Hubby went off to class one day with plans to spend some time at the gym afterwards. He rarely stops for lunch when he’s out by himself like this, but for some reason that day he did. It was mid-afternoon, so he stopped at a bagel shop. It was our lucky day, because he hit bagel paydirt. The clerk glanced over at him and asked if he’d like to take some bagels home with him–for free! Otherwise, all the leftovers in the case would be tossed into the garbage bins behind the shop.
Apparently he was cleaning up and preparing to close for the day and had lots of leftover bagels. So Hubby happily obliged and brought home a couple of dozen assorted bagels. We gave our daughter and her family half and put the rest in the freezer. We had free bagels for days after that.
I was reminded of this incident by a group calling themselves Freegans, a group of people electing to “drop out of commercialism” and who might have felt equally at home had they lived during the 1960s “hippie movement.” They decided to stop their own excessive consumerism by cutting their spending habits and living off consumer waste instead. Some even quit high paying positions in order to devote full time to their new foraging lifestyles.
According to Raina Kelley, a Newsweek reporter who recently spent one month as a “Freegan/vegan who bought nothing but local and/or organic food, used only ecofriendly transportation, cut her electricity use in half, and vowed to erase her carbon footprint,” the movement began in Seattle and Portland in the mid-1990s.
If the proliferation of stories about them is any indicator, the movement is spreading rapidly to other large cities across the country. They call themselves Freegans because they have also given up eating meat, which will reduce methane gasses from growing more and more cows to feed our incessant beef demands, and so on and on.

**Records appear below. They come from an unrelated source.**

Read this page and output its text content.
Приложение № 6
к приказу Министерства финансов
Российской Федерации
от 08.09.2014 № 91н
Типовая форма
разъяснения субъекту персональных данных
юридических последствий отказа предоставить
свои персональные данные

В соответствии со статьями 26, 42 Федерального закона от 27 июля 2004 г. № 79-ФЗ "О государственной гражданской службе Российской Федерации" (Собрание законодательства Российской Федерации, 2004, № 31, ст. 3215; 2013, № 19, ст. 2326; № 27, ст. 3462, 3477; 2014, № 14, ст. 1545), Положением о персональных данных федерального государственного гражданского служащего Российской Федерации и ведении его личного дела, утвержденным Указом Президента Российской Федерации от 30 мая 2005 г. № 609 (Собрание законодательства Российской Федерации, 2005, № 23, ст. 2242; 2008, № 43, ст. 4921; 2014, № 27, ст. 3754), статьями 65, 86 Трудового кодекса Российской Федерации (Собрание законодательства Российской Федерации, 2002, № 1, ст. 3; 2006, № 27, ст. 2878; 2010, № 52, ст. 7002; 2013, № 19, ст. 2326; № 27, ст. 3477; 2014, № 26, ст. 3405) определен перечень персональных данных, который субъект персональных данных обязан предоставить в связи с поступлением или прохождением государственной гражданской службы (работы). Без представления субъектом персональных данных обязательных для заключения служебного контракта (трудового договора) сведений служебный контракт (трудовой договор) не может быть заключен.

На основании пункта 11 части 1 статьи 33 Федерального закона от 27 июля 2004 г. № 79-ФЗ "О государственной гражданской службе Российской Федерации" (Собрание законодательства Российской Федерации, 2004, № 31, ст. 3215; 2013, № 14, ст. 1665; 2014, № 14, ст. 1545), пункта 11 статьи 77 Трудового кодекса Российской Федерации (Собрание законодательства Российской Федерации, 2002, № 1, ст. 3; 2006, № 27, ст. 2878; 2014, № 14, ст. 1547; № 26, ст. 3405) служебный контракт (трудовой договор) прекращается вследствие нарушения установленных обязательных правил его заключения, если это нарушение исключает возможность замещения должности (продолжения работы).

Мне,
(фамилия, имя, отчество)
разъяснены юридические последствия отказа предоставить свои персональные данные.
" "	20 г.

You might think the pickings would be slim, but from what I read they’re doing quite well indeed. They even manage to throw dinner parties for their affluent friends to show off the fruits of their new hobbies. (Of course, it’s stylish and economically gainful as well these days to also knock out a new book or two documenting these “drop out” for a year or two lifestyles, but that’s another post.)
We all know how we only want to pick out the prettiest and best of the produce lined up in our grocery stores. I’ve watched people pick up tomato after tomato and throw them aside if there was the remotest hint of a bruise on them. So what happens to all those tomatoes and beans and cantaloupes and and lettuces we throw aside? It very likely goes outside in the garbage bins. Along with all kinds of other foods from gourmet food shops like Whole Foods according to Madeline Nelson, a Freegan who appeared with Tucker Carlson on MSNBC.
I’d always thought, and in fact have been told so many times, that restaurants and grocery chains throw away good food because they’re afraid of lawsuits from someone who potentially is harmed by eating food that may be past its expiration date, or from a dented can. Ms. Nelson said she could understand how most American’s would think that, but that in fact the law was changed in the U.S. in 1981. She goes on to say:
“There‘s a good Samaritan law, and basically food that isn‘t considered prime sellable food because it‘s maybe a little bit wilted on the lettuce, a day old on the bread, that sort of thing, if you give that and you give it in good faith, you can‘t be sued.”
So what I’m wondering is why can’t these food vendors, restaurants, grocery stores, etc., donate these goods directly to soup kitchens and food shelters for poor people? Or am I being too naive? While I appreciate the intent behind Freegans desire to tame our rampant materialistic and wastefulness, something about it just doesn’t sit well with me. Why don’t they share their bounty with soup kitchens and homeless shelters?
All they’re doing, seems to me, is living off the same capitalistic system that over produces and wastes so much of everything in our lives. Their foraging and eating for free does nothing to change our wasteful society. We still over produce, over consume, and waste too much, while only giving lip service to those who need help even when there isn’t a natural tragedy in the news. Becoming Freegans does nothing for them.
What we have to do is change the system. Maybe the Freegans, who have shown how successful foraging and living off capitalism can be, can show us how–not to freeload–but how to help the people that need it most. Less wasteful and more responsible consumers here may leave more, not just for the poor in this country, but for those countries that always had too little because we insisted on having too much.